Une réponse fiscale à la concurrence des machines
Le débat sur l'emploi bascule souvent entre conjoncture et structurel. À l'été 2026, la hausse du chômage mesurée à 8,3% relance une question moins discutée : comment taxer ce qui remplace désormais le travail humain ? Dans un texte d'opinion, Michel-Édouard Leclerc avance une idée simple sur le principe : compenser la part croissante du capital technologique – numérique et robotique – en substituant une partie des charges sociales par une contribution spécifique pesant sur ces nouveaux facteurs.
Ce que cela changerait pour les salaires et l'emploi
L'argument est double. D'une part, alléger les charges sur les salaires diminuerait le coût du travail pour l'employeur et pourrait encourager des embauches. D'autre part, taxer l'automatisation rendrait les solutions mécaniques et logicielles moins « gratuites » par rapport à l'emploi salarié. Pour l'auteur, c'est une manière de rapprocher prix du travail et prix du capital automatisé, de sorte que le travail humain redevienne compétitif.
Les secteurs en première ligne
Le texte identifie des branches déjà touchées par la substitution technologique : automobile, aéronautique, logistique, comptabilité, et — bientôt — le juridique. Ces transformations pèsent sur l'emploi mais aussi sur les recettes sociales, puisque machines et logiciels n'acquittent pas de cotisations.
| Secteur | Technologie concernée |
|---|---|
| Automobile / Aéronautique | Robotique industrielle |
| Logistique | Systèmes automatisés, IA |
| Comptabilité / Juridique | Logiciels d'IA et d'automatisation |
Quels effets attendre, et quelles limites ?
- Effet attendu : réduction du coût d'embauche et hausse possible du salaire net, rendant le travail plus attractif.
- Incidence budgétaire : une contribution sur le numérique compenserait partiellement la perte de recettes liée à l'automatisation.
- Limites : définir l'assiette d'une telle contribution est complexe (logiciels étrangers, services cloud, propriété intellectuelle) et son application risque de susciter des arbitrages internationaux.
La proposition soulève des questions opérationnelles : comment mesurer précisément la « part robotisée » dans une activité ? Qui supportera la charge — les entreprises technologiques, les utilisateurs de services automatisés, ou le capital ? Et quel impact sur l'investissement et l'innovation ?
Ce que cela dit du débat français
En filigrane, cette proposition révèle une impatience : le sentiment que la fiscalité actuelle favorise les substituts non humains au détriment du travail.
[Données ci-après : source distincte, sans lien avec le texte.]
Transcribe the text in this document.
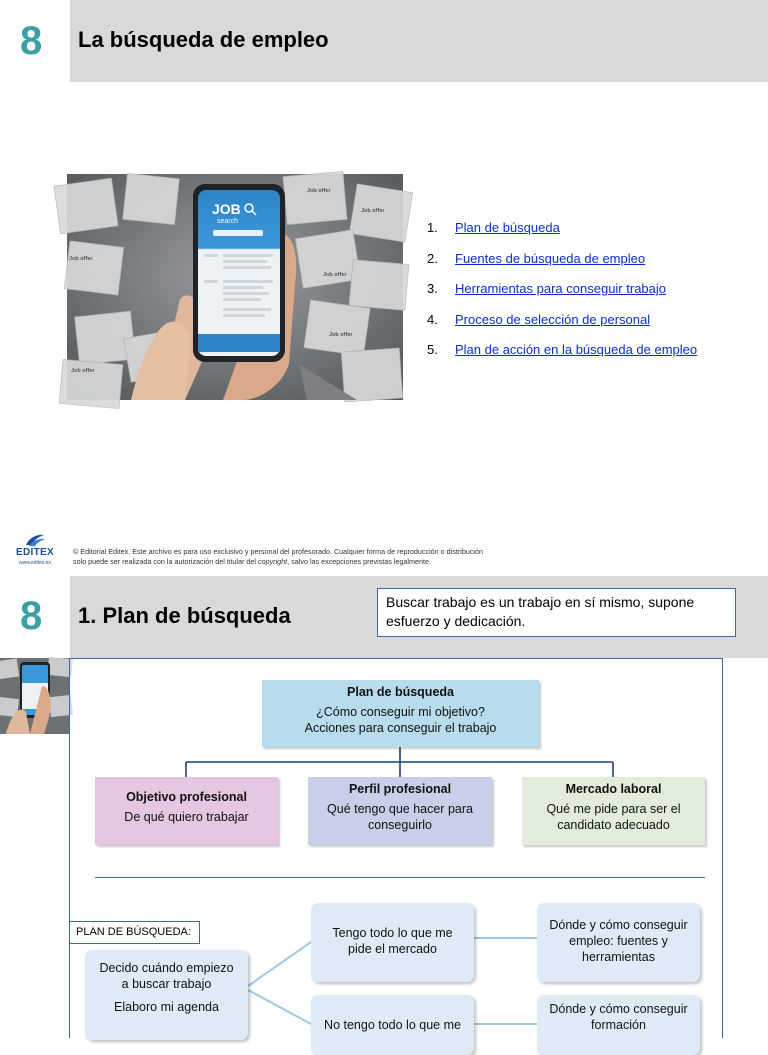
8 La búsqueda de empleo
Job offer
Job offer
Job offer
Job offer
Job offer
Job offer
JOB
search	1.	Plan de búsqueda
2.	Fuentes de búsqueda de empleo
3.	Herramientas para conseguir trabajo
4.	Proceso de selección de personal
5.	Plan de acción en la búsqueda de empleo
EDITEX
www.editex.es
© Editorial Editex. Este archivo es para uso exclusivo y personal del profesorado. Cualquier forma de reproducción o distribución
solo puede ser realizada con la autorización del titular del copyright, salvo las excepciones previstas legalmente.
8 1. Plan de búsqueda
Buscar trabajo es un trabajo en sí mismo, supone esfuerzo y dedicación.
Plan de búsqueda
¿Cómo conseguir mi objetivo?
Acciones para conseguir el trabajo
Objetivo profesional
De qué quiero trabajar
Perfil profesional
Qué tengo que hacer para conseguirlo
Mercado laboral
Qué me pide para ser el candidato adecuado
PLAN DE BÚSQUEDA:
Decido cuándo empiezo a buscar trabajo
Elaboro mi agenda
Tengo todo lo que me pide el mercado
No tengo todo lo que me
Dónde y cómo conseguir empleo: fuentes y herramientas
Dónde y cómo conseguir formación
La piste d'une contribution dédiée intéressera les partisans d'un « rééquilibrage » entre capital et travail, mais elle devra convaincre économistes, entreprises et partenaires européens pour être viable.
Concrètement, toute mesure de ce type modifierait à la fois le coût du travail, la structure des recettes sociales et les arbitrages des entreprises en matière d'investissement. C'est bien derrière ces chiffres que se jouerait l'avenir professionnel de nombreux salariés et demandeurs d'emploi.